Donald Cammell only made four movies, but his life off screen was far more eventful than the time he spent behind the camera. Cammell was born in Scotland, and wrote and co-directed his first feature, Performance, with Nicholas Roeg in 1968. Roeg got most of the credit for that film and achieved greater success as a result, but despite numerous attempts, Cammell didn't make another feature until Demon Seed in 1977.
Shortly after his fourth film, 1995's Wild Side, Cammell committed suicide in Hollywood, the only place he had ever wanted to make movies. Furthermore, his wife claimed the wound was not immediately fatal and that he had asked for a mirror so that he could watch himself die. A claim that's been refuted by several sources since.
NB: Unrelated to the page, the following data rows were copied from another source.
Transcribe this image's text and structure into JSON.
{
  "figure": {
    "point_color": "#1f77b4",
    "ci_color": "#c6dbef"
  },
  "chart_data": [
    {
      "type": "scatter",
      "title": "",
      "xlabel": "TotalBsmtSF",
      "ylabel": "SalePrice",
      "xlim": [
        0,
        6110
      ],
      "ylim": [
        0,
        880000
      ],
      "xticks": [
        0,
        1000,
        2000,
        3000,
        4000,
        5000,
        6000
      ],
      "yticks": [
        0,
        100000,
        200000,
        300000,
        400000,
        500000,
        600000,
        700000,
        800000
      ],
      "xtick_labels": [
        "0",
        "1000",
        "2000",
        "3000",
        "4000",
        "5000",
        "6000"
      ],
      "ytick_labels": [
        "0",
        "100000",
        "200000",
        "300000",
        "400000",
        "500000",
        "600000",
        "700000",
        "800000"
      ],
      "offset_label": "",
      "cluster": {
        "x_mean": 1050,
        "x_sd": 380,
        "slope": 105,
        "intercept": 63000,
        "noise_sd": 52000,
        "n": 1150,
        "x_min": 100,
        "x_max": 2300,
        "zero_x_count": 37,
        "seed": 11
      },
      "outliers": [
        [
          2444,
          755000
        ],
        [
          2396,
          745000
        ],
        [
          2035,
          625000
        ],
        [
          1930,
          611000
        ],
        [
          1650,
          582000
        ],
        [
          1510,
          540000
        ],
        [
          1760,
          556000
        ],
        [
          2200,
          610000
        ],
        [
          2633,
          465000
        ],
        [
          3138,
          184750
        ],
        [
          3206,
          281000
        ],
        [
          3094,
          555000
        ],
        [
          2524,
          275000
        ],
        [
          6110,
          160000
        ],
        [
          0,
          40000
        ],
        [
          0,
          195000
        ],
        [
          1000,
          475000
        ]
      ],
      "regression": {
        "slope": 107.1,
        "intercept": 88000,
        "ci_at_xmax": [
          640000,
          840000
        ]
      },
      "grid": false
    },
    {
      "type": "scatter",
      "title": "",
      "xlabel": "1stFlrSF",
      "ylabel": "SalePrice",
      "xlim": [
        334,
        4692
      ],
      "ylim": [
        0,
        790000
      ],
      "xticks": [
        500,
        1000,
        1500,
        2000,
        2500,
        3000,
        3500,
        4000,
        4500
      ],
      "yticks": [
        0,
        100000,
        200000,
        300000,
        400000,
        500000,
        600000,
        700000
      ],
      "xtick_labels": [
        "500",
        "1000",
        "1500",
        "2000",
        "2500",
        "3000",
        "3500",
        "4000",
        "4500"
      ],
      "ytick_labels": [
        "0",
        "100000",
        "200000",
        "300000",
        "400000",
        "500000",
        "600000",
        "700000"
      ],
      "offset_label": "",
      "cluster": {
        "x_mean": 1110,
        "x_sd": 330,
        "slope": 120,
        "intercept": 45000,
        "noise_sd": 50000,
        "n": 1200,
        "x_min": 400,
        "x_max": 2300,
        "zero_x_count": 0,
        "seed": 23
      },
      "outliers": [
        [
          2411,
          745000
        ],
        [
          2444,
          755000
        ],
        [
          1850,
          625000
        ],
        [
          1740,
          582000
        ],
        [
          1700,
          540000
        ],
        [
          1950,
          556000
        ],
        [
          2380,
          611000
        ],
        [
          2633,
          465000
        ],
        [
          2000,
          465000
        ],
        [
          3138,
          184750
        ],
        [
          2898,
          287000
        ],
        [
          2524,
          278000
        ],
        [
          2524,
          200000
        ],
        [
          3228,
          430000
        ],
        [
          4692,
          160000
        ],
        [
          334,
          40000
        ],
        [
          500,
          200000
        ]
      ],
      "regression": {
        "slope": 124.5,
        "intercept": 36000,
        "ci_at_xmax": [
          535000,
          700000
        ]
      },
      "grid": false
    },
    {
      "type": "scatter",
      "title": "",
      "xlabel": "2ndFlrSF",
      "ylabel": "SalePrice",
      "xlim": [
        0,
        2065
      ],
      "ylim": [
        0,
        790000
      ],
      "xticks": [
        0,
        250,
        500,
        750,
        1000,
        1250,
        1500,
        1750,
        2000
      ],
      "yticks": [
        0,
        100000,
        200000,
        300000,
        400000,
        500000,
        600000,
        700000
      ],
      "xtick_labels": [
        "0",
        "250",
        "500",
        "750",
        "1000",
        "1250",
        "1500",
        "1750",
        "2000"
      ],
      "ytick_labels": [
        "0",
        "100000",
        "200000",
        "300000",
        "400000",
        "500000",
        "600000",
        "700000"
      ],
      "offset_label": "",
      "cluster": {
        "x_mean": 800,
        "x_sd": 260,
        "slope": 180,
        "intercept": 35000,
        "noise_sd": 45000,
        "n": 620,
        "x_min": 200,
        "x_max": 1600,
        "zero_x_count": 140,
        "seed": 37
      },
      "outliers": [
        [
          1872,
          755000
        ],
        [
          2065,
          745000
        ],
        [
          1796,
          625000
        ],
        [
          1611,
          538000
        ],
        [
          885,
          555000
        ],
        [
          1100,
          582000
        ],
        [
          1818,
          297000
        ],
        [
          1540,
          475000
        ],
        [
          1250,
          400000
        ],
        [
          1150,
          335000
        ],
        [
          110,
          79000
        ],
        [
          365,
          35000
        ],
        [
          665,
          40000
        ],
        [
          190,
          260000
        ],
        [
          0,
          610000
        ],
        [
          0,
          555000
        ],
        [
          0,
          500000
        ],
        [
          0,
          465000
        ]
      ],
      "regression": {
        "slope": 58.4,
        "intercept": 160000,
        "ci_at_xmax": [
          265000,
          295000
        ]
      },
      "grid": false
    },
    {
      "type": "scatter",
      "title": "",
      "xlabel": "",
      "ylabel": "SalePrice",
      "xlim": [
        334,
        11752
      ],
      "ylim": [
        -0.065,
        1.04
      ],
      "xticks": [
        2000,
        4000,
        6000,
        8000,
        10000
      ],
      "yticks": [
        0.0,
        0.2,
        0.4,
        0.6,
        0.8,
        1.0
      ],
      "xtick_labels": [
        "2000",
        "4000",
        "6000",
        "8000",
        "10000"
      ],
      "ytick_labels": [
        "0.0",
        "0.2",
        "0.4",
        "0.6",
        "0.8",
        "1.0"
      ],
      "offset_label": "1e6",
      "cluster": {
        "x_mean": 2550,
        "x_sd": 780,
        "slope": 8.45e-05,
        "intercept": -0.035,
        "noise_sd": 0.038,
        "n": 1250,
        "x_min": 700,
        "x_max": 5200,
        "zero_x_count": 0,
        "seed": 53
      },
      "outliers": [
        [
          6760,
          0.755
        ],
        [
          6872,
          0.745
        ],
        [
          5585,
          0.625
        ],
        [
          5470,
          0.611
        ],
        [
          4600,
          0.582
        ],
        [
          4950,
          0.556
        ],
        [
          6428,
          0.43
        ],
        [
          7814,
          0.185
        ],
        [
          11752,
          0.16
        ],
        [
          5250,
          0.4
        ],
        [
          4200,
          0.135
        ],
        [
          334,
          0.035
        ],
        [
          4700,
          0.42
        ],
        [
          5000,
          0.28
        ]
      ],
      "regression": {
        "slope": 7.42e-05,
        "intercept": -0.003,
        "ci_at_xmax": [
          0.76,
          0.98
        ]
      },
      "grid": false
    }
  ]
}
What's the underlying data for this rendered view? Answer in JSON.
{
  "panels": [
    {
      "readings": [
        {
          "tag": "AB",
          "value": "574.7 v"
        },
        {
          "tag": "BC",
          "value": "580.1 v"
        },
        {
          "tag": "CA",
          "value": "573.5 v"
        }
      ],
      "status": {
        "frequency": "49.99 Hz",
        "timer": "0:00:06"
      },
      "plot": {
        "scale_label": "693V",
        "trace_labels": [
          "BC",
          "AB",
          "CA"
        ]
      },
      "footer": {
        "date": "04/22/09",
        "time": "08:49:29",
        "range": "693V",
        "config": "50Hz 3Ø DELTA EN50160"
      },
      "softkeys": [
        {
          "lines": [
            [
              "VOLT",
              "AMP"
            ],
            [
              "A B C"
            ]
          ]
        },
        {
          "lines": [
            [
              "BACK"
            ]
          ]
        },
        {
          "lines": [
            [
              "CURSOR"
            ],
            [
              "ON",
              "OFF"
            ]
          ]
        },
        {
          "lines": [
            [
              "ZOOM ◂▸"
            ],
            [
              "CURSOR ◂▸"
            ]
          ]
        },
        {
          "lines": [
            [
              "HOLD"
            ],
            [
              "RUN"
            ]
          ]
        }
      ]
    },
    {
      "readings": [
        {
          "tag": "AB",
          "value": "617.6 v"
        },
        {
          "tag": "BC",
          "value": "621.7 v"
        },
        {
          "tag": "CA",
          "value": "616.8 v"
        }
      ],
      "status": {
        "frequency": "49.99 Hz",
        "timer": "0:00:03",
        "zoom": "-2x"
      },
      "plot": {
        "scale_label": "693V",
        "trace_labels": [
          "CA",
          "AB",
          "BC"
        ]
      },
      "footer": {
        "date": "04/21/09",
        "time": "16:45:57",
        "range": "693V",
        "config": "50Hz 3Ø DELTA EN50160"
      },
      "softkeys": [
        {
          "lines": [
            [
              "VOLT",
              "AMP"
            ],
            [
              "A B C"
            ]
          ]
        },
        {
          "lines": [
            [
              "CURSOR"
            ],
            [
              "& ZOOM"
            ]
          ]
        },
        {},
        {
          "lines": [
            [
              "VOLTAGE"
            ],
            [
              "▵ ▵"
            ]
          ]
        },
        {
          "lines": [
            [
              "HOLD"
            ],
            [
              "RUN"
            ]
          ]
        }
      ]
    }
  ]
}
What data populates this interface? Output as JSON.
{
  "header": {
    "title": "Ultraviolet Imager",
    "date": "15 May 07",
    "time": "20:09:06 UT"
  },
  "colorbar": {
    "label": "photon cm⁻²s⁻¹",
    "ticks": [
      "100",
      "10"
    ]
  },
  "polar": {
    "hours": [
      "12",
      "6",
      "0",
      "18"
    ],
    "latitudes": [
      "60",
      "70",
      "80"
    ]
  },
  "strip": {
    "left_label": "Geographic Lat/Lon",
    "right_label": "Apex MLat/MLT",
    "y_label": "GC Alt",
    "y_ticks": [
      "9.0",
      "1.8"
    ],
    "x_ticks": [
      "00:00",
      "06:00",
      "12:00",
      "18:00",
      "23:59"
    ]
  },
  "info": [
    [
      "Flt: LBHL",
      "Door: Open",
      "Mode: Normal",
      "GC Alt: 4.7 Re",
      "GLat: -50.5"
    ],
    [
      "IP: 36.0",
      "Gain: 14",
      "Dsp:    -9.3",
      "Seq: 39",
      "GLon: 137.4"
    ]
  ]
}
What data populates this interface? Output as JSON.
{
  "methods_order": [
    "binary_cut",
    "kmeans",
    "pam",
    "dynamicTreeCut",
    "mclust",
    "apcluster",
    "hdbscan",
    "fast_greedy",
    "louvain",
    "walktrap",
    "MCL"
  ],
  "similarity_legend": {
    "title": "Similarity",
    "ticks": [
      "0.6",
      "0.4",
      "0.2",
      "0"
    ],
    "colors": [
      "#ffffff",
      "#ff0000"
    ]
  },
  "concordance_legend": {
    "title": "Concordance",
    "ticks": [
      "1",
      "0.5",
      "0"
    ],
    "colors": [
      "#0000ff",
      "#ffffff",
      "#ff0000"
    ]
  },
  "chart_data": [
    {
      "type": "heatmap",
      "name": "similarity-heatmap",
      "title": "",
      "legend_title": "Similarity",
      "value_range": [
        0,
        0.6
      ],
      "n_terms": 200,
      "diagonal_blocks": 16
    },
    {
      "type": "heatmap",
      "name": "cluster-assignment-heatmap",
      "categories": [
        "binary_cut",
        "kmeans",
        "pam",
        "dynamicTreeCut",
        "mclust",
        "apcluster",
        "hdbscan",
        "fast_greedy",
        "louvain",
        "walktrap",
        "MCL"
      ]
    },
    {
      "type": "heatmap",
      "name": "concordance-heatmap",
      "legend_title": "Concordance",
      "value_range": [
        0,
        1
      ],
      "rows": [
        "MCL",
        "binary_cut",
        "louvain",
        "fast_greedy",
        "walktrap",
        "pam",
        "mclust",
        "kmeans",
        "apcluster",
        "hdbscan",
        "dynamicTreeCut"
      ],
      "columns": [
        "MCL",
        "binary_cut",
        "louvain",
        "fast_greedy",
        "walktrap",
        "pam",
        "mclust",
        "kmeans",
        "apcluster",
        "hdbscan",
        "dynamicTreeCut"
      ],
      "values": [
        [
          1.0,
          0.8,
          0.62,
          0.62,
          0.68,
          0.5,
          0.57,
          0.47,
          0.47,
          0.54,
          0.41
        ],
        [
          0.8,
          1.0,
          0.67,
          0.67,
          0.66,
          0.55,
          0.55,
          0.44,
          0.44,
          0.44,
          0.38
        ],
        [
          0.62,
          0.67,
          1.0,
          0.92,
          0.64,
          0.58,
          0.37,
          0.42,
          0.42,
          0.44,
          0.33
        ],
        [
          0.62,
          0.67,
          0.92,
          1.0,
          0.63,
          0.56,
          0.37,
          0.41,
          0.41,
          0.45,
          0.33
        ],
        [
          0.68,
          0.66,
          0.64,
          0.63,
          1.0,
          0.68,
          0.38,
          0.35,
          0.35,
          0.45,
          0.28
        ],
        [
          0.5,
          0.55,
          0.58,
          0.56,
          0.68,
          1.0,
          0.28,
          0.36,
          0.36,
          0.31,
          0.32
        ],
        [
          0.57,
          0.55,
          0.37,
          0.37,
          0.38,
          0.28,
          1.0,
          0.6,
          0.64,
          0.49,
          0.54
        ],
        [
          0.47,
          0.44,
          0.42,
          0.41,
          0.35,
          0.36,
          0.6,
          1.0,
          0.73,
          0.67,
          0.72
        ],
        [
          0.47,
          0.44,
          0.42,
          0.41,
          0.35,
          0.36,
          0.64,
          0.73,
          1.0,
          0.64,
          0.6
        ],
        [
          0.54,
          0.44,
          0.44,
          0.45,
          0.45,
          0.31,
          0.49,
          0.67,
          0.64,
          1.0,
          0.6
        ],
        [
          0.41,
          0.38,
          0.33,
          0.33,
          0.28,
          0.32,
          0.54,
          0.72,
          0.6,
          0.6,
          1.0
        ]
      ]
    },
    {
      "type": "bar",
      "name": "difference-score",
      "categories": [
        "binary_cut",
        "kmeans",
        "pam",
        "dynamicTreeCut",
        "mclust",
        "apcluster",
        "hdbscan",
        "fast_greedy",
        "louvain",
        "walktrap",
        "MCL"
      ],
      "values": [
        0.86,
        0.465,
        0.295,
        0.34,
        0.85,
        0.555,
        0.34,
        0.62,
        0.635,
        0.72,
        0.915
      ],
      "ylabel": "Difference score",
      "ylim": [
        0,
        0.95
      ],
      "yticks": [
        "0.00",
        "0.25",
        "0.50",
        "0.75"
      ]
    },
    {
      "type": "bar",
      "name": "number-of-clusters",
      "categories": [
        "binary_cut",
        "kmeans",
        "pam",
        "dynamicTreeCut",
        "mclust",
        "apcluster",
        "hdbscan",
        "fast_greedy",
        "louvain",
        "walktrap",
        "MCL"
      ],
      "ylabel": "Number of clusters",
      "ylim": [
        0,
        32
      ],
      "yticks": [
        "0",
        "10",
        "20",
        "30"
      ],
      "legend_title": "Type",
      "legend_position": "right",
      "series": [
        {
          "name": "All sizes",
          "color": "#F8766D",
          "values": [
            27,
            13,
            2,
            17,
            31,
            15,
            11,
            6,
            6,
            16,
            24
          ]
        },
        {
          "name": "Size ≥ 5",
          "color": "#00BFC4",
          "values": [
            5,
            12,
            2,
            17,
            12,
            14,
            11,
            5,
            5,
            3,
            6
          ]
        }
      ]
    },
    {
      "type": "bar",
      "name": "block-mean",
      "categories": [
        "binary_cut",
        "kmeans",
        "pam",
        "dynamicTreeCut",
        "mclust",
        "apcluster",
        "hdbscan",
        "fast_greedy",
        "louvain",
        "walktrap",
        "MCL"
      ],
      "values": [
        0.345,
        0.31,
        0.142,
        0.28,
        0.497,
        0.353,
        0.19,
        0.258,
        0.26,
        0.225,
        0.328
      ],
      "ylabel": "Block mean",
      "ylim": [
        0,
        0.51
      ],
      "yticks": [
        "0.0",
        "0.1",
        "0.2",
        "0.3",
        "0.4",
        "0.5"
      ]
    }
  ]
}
You can see why the connection was made though, because he was certainly attracted to death, and his third film, White of the Eye, is a clear indication of that. A serial killer is on the loose in and around Arizona, and housewife Joan White (Cathy Moriarty) is blissfully unaware, at least at first, that her opera-loving hi-fi engineer husband, Paul (David Keith), might know more than he's letting on.
Described by the distinguished critic David Thomson as "one of the great secret works in cinema", White of the Eye is an intriguing proposition for much of its leisurely running time. The fascinating visual style, which could be accused of aping the work of Dario Argento, is accompanied by a memorable score co-written by Pink Floyd's Nick Mason.
David Keith has rarely been better, though you're more likely to recognise him from appearances in U-571, An Officer and a Gentleman and Firestarter. Cathy Moriarty is on fine form too. Far removed from your typical damsel in distress, Moriarty brings depth, vulnerability, edge and beauty to the table. White of the Eye might sound like a routine 80s thriller, but with Cammell behind the camera it rarely comes across that way.
Cammell always did beat to the sound of a different drum, and White of the Eye is further proof of his peculiarity. At least until the producers stepped in. He's in no rush either, which works in the films favour for much of its running time. Cammell has created an off-kilter world that captivates from the outset, a mesmerising oddity that reels you in and takes hold. However, as the final act looms ever larger, Eye of the Tiger loses its way, forced to conform with a tacked on denouement that doesn't sit well with the rest of the picture.
It's an underwhelming ending for sure, but despite concerns about style over substance, there's lots to enjoy along the way. Not least the infamous hunting scene, which comes at a time when the movie is starting to lose focus. It's a bruising encounter, with homoerotic undertones, and I only wish there had been more of this throughout. The death sequences are creative though, and the voyeuristic nature of these killings is incredibly effective. Keith is the glue that binds, believable as both the doting husband and the psychotic killer, but he's clearly having more fun - as is the audience - when he's asked to step it up a gear.
With a gorgeous new restoration of the negative and a bevy of supplements including a documentary on Cammell by Oscar winning filmmaker Kevin Macdonald and Chris Rodley, an audio commentary by Cammell's biographer Sam Umland, Cammell's short film The Argument, a comprehensive booklet and more, Arrow Films has once again delivered the goods in terms of quality. Fans of the film, its director and stars really couldn't ask for more.
Strip back the weirdness and you're left with a straightforward serial killer movie, albeit, one that does its best to avoid serial killer stereotypes. The killings are artful, the tone is bizarre and the characters are downright bewildering. Unfortunately, Cammell is far more interested in what the characters become than how they get there, and the leaps of faith can be quite jarring at times.
White of the Eye will definitely find an audience, and lovers of cinematic oddities could do far worse. It's probably best if you switch off after the films true ending though, some twenty minutes before the final credits roll.